In a new study published in the journal Clinical Epigenetics , researchers at the University of Minnesota used a rodent model to investigate the impact of CBD during development and uncovered effects on the brain and behavior. They found that CBD use during pregnancy may affect mood and cognition in offspring long after the exposure has ceased. The study is the first to examine the effects of maternal CBD exposure during pregnancy on adult offspring in mammals.
The research team, made up of scientists at the University of Minnesota’s Department of Animal Science and College of Veterinary Medicine, began by using a human-relevant dose that is typical in adults purchasing CBD over the counter for a variety of ailments. Next, the team treated pregnant mice daily throughout pregnancy and lactation until the pups were weaned. The offspring were followed into adulthood without any additional CBD, at which time they were measured for persistent behavioral and molecular impacts of CBD.

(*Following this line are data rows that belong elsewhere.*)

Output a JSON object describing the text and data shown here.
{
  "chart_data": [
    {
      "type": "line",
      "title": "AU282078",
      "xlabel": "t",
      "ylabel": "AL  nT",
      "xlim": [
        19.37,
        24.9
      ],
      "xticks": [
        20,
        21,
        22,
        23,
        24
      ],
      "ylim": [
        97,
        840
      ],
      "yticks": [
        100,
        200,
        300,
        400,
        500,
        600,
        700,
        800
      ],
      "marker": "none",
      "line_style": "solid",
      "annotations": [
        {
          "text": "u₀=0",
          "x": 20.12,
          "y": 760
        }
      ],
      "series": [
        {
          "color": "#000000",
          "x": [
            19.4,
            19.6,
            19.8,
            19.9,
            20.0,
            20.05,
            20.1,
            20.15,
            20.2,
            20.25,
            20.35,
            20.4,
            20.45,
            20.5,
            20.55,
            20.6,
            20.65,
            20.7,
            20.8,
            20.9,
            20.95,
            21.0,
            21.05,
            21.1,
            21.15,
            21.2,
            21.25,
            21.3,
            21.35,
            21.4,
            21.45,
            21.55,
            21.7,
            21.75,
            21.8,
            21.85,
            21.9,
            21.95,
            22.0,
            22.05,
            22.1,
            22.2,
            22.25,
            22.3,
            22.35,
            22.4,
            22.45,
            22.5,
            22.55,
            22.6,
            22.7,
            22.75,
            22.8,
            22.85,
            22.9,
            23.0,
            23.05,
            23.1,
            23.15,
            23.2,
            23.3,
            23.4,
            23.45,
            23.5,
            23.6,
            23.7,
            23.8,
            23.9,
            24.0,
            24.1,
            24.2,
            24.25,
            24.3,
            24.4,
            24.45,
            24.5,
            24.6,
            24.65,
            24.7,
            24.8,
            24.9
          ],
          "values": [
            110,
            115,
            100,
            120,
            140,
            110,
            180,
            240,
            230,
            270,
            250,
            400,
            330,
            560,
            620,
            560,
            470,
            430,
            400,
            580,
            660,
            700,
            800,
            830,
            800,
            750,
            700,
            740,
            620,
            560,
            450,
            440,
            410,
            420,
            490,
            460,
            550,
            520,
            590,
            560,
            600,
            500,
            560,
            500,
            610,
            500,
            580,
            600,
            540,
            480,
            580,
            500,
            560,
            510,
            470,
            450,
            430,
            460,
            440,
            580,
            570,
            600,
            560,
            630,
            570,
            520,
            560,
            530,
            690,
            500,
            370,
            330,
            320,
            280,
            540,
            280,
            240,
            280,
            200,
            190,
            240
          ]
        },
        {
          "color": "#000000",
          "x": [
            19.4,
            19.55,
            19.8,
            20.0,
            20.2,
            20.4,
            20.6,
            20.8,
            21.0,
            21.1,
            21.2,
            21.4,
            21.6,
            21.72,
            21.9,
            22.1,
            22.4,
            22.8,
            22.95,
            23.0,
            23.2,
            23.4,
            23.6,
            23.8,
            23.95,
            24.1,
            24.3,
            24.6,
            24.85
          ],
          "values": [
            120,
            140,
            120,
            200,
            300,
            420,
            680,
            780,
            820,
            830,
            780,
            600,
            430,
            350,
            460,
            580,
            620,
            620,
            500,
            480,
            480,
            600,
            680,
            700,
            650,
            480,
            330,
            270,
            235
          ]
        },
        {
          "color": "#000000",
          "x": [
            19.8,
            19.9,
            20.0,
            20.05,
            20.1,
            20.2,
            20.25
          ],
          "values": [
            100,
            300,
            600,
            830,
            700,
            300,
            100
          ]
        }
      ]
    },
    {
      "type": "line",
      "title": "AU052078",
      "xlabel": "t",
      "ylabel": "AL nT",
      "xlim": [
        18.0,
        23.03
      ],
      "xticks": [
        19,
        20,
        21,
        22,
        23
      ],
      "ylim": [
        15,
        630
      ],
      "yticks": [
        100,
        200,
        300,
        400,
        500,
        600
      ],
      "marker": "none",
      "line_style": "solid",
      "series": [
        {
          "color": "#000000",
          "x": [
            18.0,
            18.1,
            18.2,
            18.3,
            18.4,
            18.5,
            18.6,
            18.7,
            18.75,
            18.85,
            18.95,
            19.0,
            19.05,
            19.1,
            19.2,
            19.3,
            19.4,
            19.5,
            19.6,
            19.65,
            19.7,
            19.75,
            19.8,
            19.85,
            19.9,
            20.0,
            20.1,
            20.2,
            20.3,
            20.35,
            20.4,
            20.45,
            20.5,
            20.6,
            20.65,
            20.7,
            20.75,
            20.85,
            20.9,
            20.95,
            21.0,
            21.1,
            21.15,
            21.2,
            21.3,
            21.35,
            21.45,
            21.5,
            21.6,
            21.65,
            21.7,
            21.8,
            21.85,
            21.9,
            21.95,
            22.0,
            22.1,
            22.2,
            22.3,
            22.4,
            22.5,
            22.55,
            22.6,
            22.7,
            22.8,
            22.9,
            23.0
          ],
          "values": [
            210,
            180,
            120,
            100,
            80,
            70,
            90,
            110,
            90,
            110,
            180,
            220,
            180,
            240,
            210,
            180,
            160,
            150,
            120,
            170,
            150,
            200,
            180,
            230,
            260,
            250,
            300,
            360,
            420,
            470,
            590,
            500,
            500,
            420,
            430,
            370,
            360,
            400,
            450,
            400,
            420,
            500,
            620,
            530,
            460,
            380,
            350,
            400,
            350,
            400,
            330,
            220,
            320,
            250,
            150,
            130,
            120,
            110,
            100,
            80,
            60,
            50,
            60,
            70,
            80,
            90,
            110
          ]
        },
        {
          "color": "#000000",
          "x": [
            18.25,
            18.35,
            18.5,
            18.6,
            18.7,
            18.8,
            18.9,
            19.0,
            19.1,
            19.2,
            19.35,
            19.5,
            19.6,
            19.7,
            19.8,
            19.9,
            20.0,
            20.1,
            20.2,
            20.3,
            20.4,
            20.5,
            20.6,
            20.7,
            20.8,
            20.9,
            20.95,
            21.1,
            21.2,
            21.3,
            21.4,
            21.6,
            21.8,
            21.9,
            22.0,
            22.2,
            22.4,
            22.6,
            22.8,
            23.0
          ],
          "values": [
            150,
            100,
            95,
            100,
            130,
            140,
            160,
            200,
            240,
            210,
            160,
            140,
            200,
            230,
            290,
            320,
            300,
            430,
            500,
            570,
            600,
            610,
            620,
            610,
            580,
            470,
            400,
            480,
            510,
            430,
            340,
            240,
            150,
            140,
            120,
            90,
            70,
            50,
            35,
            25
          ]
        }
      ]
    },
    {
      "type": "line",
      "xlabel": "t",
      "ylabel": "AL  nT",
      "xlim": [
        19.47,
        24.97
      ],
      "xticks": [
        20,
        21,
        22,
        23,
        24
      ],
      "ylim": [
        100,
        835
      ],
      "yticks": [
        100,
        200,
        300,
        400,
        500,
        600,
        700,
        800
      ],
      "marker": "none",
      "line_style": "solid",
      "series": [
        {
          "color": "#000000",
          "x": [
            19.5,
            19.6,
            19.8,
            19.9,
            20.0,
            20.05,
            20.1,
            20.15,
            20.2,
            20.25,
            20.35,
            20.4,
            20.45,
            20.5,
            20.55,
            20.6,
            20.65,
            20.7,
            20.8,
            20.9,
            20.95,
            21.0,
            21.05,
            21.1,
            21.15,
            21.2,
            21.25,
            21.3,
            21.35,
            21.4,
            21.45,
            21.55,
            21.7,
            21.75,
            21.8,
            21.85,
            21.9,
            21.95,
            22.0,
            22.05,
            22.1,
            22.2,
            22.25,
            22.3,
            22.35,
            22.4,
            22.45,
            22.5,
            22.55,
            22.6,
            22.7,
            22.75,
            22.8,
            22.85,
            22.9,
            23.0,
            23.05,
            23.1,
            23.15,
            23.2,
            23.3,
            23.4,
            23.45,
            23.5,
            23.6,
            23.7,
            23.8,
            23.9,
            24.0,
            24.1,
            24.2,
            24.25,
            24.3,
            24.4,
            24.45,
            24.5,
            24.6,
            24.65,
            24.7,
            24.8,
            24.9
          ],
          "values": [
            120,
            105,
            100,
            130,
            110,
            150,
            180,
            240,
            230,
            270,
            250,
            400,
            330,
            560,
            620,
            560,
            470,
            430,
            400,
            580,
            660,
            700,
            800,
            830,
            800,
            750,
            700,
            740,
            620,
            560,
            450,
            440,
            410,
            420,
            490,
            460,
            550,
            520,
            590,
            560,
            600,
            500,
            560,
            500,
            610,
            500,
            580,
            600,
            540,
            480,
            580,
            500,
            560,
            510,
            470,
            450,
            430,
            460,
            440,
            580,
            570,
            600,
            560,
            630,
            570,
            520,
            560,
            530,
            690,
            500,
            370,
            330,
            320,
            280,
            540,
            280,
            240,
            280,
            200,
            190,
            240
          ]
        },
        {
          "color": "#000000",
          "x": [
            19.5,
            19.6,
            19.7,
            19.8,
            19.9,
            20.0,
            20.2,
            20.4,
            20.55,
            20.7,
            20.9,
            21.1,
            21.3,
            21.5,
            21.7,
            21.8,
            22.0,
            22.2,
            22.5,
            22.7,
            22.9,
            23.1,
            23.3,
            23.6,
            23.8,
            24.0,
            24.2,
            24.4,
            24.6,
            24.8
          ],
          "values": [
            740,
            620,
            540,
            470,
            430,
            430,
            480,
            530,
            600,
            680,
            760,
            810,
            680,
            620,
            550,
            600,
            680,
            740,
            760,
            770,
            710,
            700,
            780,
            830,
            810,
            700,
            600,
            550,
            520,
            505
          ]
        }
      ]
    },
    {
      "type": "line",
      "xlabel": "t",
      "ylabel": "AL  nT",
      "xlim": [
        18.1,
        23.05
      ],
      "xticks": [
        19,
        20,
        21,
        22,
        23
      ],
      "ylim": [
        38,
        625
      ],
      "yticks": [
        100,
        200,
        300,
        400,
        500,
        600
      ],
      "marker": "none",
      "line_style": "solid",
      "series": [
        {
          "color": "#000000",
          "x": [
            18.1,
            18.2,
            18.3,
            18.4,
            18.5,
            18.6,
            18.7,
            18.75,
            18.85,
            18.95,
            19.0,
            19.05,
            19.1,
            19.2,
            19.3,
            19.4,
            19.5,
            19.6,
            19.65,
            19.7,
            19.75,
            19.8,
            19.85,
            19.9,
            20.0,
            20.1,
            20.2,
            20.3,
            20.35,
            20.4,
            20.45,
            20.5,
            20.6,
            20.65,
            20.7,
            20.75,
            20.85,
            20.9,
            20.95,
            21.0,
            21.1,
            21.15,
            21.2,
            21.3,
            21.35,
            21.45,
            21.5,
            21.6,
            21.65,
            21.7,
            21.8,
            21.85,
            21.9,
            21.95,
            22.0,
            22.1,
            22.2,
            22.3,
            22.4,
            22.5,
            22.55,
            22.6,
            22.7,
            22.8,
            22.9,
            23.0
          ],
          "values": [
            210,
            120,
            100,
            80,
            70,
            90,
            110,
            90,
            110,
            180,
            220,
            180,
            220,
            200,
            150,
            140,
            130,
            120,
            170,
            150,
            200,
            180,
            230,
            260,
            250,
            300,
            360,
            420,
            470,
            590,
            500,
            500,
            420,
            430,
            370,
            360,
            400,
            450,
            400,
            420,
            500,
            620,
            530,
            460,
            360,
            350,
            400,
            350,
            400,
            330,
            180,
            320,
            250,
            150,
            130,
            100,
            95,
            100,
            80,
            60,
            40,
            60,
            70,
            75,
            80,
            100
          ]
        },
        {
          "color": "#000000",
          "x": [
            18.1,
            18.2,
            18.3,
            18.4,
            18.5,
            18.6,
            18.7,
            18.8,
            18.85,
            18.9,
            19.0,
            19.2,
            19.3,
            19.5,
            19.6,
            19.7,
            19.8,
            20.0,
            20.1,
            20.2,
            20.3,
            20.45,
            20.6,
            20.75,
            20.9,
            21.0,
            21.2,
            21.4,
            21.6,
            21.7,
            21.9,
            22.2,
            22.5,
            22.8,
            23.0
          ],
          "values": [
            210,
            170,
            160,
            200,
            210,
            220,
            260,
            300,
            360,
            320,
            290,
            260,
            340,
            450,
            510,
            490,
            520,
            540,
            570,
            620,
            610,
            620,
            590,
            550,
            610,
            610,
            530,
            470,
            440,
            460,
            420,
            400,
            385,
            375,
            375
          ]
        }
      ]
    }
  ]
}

Specifically, the team of scientists investigated rodent behavior and DNA methylation, an important mechanism known as an epigenetic mark in both rodents and humans that helps control the “when, where, and how much” of gene activity. CBD’s effects on gene activity markers were examined in two brain regions important for memory, mood, and cognition.
Among the study’s key findings: Chronic maternal CBD treatment increased anxiety and improved memory performance in adult female offspring, while males were unaffected.
The effects of CBD during pregnancy persisted even though the offspring had no direct exposure as adults.
Maternal CBD treatment shifted gene regulatory marks (DNA methylation) at hundreds of genes in the brains of adult female offspring.
Genes affected by CBD were involved in the formation of new neurons and synapses, communication between neurons, and diseases like autism spectrum disorder, epilepsy and substance use disorder.
“CBD use has exploded in recent years, yet we still don’t have a clear picture of its impact on the brain, especially during development,” said study director Christopher Faulk , an assistant professor in the College of Food, Agricultural and Natural Resource Sciences . “We show here that use during pregnancy can permanently impact the resulting offspring in adulthood and potentially for the rest of their lives.”
“The effects we observed on memory and anxiety were in 12-week-old mouse offspring, a time that approximates human young adulthood, and is cause for concern,” said study co-author and project lead Nicole Wanner, a post-doctoral fellow in the College of Veterinary Medicine . “DNA methylation marks in the brain are largely set during fetal development, and the presence of CBD during that process appears to direct certain permanent changes. We were surprised at the extent that CBD linked gene pathways were associated with neurological disorders, and expect future work will be needed to understand how fetal exposure to CBD impacts long-term brain function and mental health.”
According to Faulk and Wanner, gaining more insight into how CBD affects the developing brain will be important for future safety recommendations.
The researchers are continuing to draw the epigenetic map of gestational CBD exposure and its impact on youth and adults. In the future, they hope to expand behavioral studies to include measures of sociability and drug reward, which are important for diseases like autism spectrum disorder and substance use disorder, respectively. They also plan to repeat these measurements in adolescent offspring in order to determine whether abnormalities are already present at an earlier age or whether they develop later.
Funding for the study was provided by the College of Food, Agricultural and Natural Resource Sciences at the University of Minnesota.